Hodge was near, and the words and manner of Darleton had caused him to bridle until he was on the point of exploding.

“I regret very much,” said Merry quietly, “that we shall not have the pleasure of witnessing the fencing bout between you and Mr. Marlowe, sir.”

He was calm, polite, and reserved.

L’Estrange spoke up:

“I suppose we might geef ze exhibition ourselves, Meestare Darleton,” he said. “Zat might please ze spectators bettaire than nothing.”

“But it would not be like a bout in which there was an element of uncertainty. Every one would know you could defeat me easily if you cared to. If I counted on you I’d win no credit, for they would say you permitted me to do it.”

The desire of the fellow for applause and his thirst to display his skill by defeating some one was all too evident.

Suddenly he turned sharply to again face Frank.

“How about you?” he asked.

Merry lifted his eyebrows.

Hodge felt a tingling, for he realized that an open challenge was coming.

“About me?” repeated Frank questioningly.

“Yes, how about you? You think you can fence.”

“I have fenced—a little.”

“I was told to-day that you are a champion at everything you undertake. That’s ridiculous if you undertake many things. You have undertaken fencing. Well, I’d like to convince some people that there is one thing at which you are not much of a champion.”

“Would you?” asked Merry, smiling pleasantly.

“Indeed I would. The crowd wants to see a fencing bout to-night. Marlowe has taken water. He isn’t here. You are here. Of course we can’t fence for honors in the series, as you have not been engaged in previous contests. All the same, we can give an exhibition go. There will be an element of uncertainty about it. What do you say?”

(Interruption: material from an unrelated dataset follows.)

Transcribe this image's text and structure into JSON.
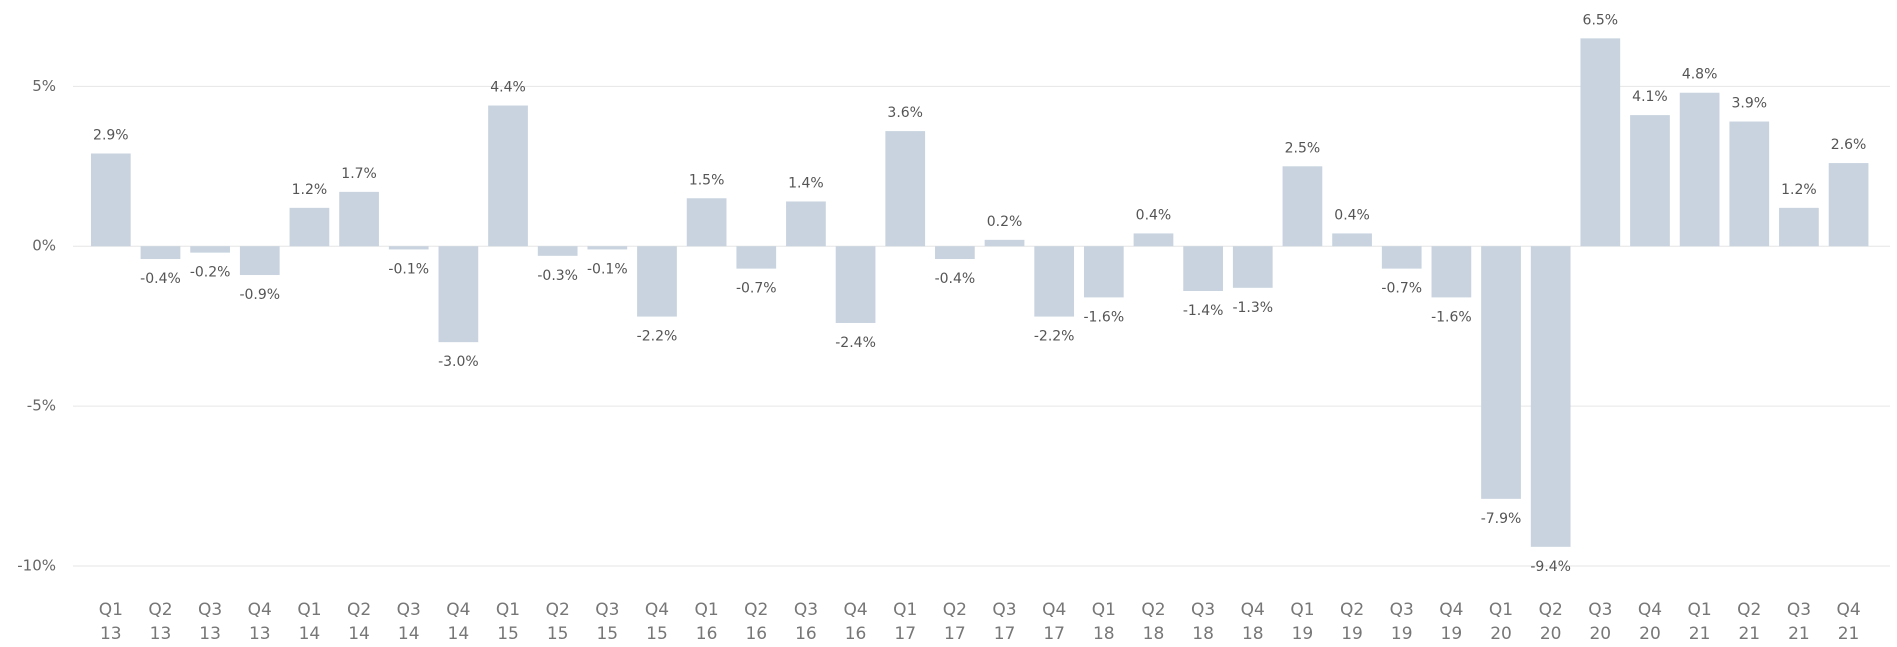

“Why, I don’t know——” came slowly from Merry, as if he hesitated over it.

“Oh, if you’re afraid,” sneered Darleton—“if you haven’t the nerve, that’s different.”

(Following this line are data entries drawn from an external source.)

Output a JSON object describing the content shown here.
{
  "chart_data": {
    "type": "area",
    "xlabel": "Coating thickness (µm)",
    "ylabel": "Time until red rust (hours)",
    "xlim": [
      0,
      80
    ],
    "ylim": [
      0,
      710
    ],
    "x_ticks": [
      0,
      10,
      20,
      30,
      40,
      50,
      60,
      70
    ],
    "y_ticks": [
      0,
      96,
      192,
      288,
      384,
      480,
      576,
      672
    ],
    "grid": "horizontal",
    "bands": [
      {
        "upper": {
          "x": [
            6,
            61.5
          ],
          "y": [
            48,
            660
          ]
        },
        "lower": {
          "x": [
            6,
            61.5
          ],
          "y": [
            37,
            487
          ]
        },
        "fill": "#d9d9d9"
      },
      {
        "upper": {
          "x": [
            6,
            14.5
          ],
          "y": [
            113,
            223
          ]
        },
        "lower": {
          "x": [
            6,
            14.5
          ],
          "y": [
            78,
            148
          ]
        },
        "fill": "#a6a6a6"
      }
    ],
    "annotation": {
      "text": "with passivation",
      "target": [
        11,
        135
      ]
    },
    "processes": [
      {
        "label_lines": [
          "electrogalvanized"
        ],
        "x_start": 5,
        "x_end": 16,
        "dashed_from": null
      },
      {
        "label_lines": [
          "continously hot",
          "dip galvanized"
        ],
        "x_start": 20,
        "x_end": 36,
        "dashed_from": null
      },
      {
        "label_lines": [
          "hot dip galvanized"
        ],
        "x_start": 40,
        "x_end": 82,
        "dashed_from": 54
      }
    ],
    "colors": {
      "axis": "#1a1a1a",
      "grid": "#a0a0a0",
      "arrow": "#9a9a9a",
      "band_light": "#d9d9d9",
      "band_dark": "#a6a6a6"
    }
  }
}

A strange, smothered growl was choked back in the throat of Bart Hodge.

“I don’t believe I am afraid of you,” said Frank, with the same deliberate manner. “I was thinking that such an affair would be quite irregular if interpolated with the finals.”

“Don’t worry about that. If you are willing to meet me, I’ll fix it.”

“Of course I’m willing, but——”

“That settles it!” cried Darleton triumphantly. “You hear him, gentlemen. He’s ready to fence me. He can’t back out.”

“As if he would want to back out!” muttered Bart Hodge softly. “You’ll get all you’re looking for to-night, Mr. Darleton.”